Além disso, a mais importante condicionante singular para a entrada ou saída de fluxos de capital de qualquer economia emergente é o estado das condições monetárias nos EUA. O afrouxamento da política monetária dos EUA depois da crise financeira de 2008 distribuiu capital pela China e outros países em desenvolvimento. Foi por isso que as reservas cresceram até aos 4 biliões: a “flexibilização quantitativa” da Reserva Federal dos EUA fez com que fosse lucrativo para as empresas chinesas contraírem empréstimos em dólares e enviar investidores numa missão global pelo rendimento, e o dinheiro escoou para a China.

Em contrapartida, a progressiva contenção das condições monetárias nos EUA durante os últimos cinco anos ajudou sem dúvida a sugar dólares da China, fazendo com que o país perdesse reservas e autoconfiança. Isto acontece em parte porque as empresas chinesas tendem a reembolsar dívidas quando o dólar se fortalece e quando sobre o custo de manutenção de responsabilidades em dólares. Além disso, os investidores estrangeiros estão menos dispostos a comprar títulos públicos chineses quando o diferencial entre as taxas de juro da China e dos EUA se reduz, como tem acontecido nos últimos meses.

O principal motivo para que as reservas não tenham descido dos 3 biliões de dólares, o que enervaria ainda mais os legisladores chineses, é a rede de controlos sobre as saídas de capitais implementada no fim de 2016 e no início de 2017. Mas estes controlos podem não ser perfeitamente estanques: a história dos fluxos de capital diz-nos que quando o dinheiro quer sair de um país, sai.

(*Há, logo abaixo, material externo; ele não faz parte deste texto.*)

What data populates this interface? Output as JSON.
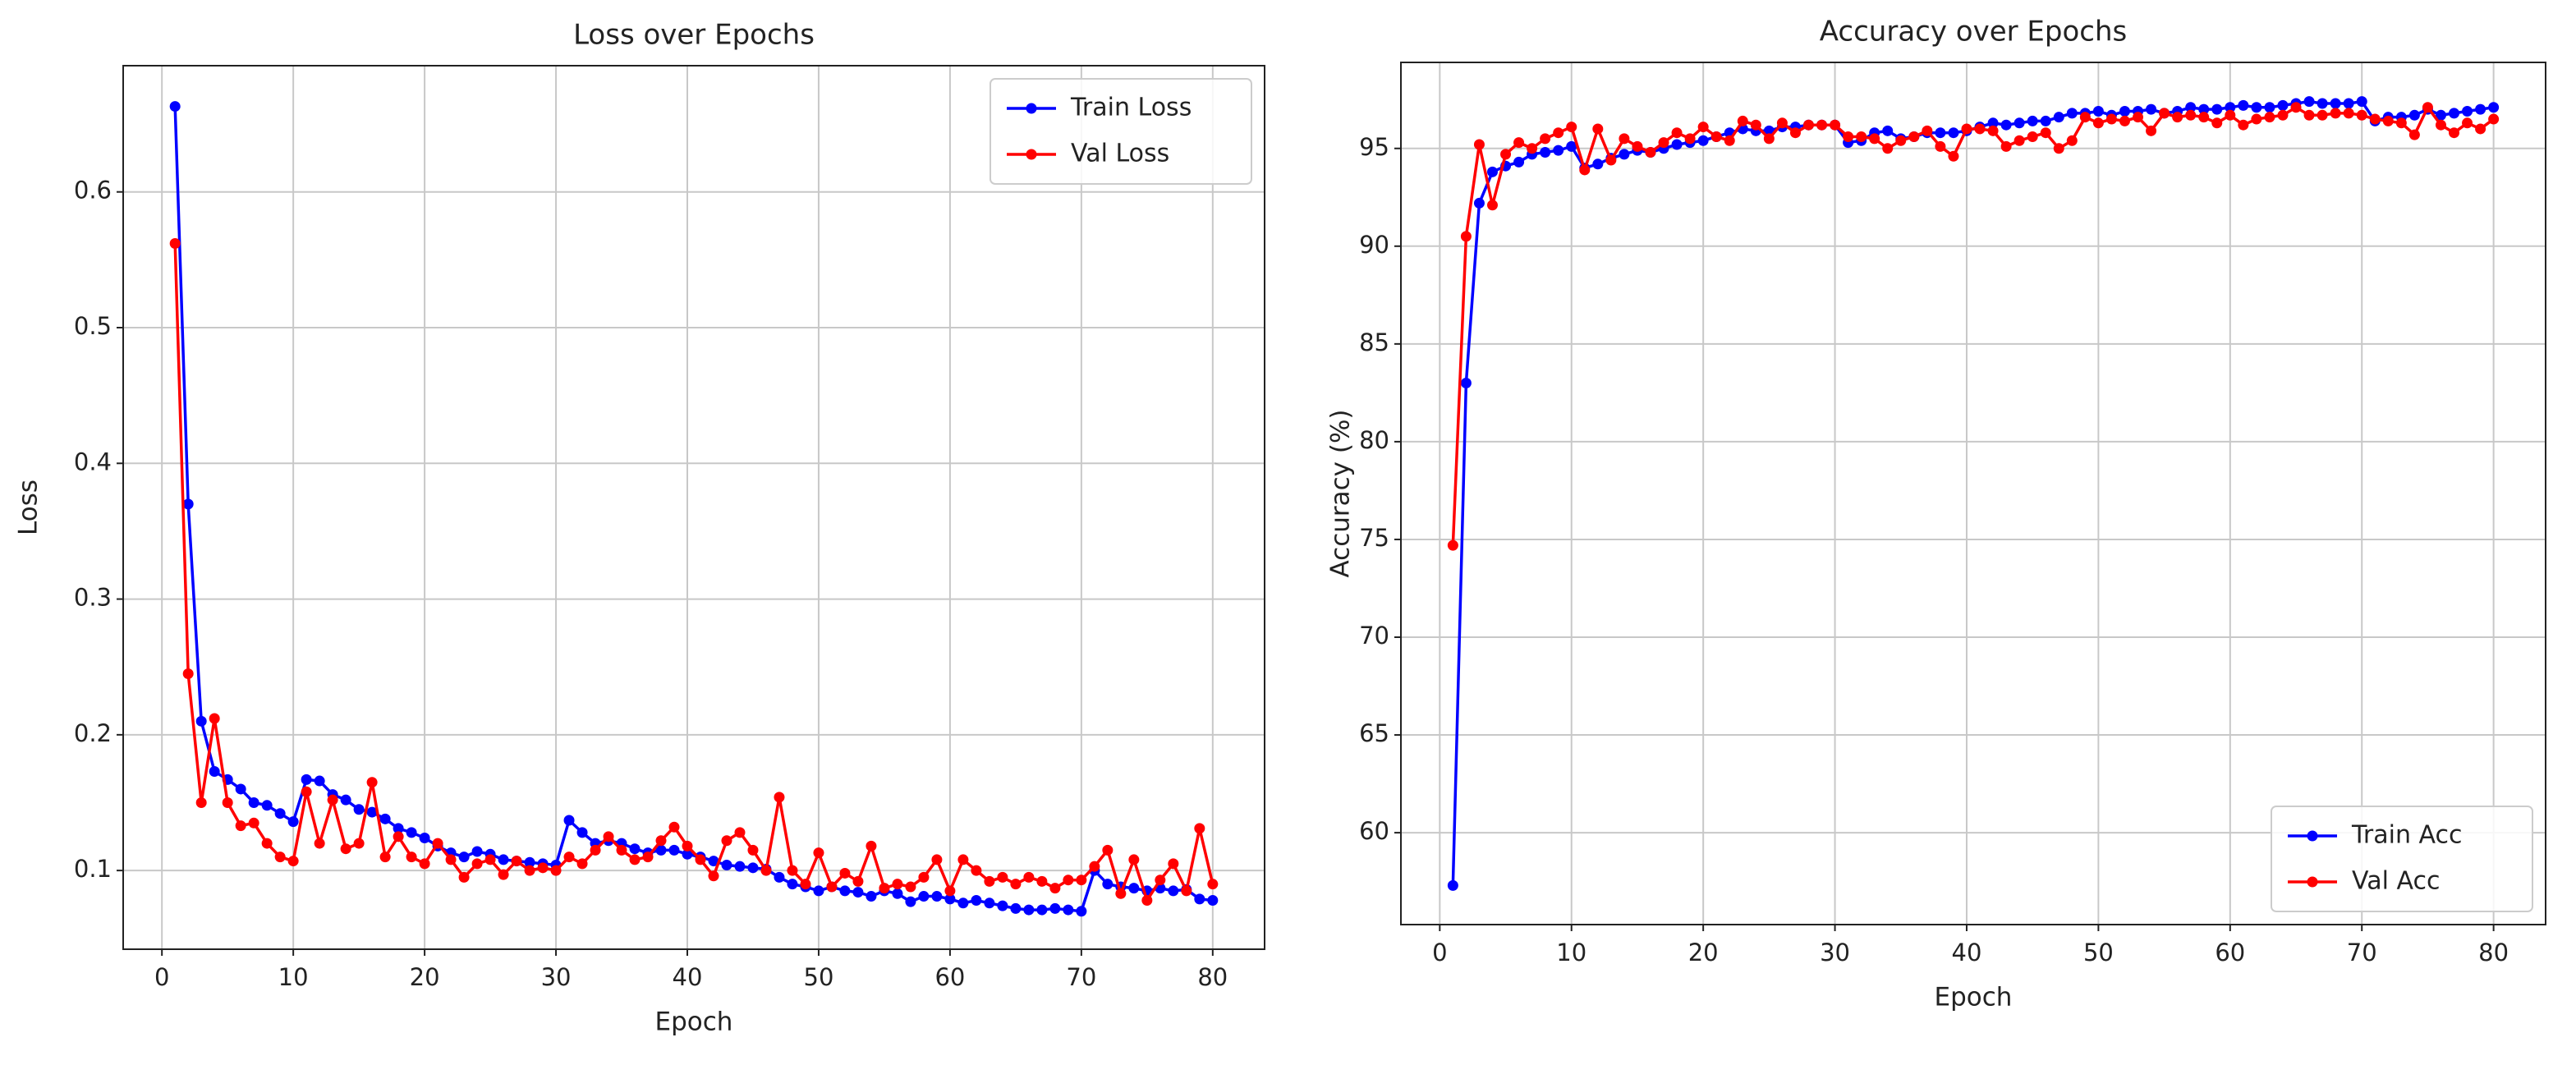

Uma conta de capital frágil, e as dúvidas económicas que pode criar, dificilmente serão alicerces sólidos para uma política externa chinesa agressiva. A próxima vez que Trump tiver vontade de denunciar o presidente da Fed, Jerome Powell, por restringir a política monetária demasiado rapidamente, poderá parar para considerar o papel que as taxas mais altas dos EUA e um dólar mais forte desempenharam na domesticação da autoconfiança chinesa. Uma Fed apaziguadora é uma dádiva a Beijing.

DAVID LUBIN

David Lubin é chefe da Emerging Markets Economics no Citi Bank e membro associado da Chatham House. Seu livro Dança dos triliões: países em desenvolvimento e finanças globais foi listado pelo Financial Times como um dos melhores livros de economia de 2018.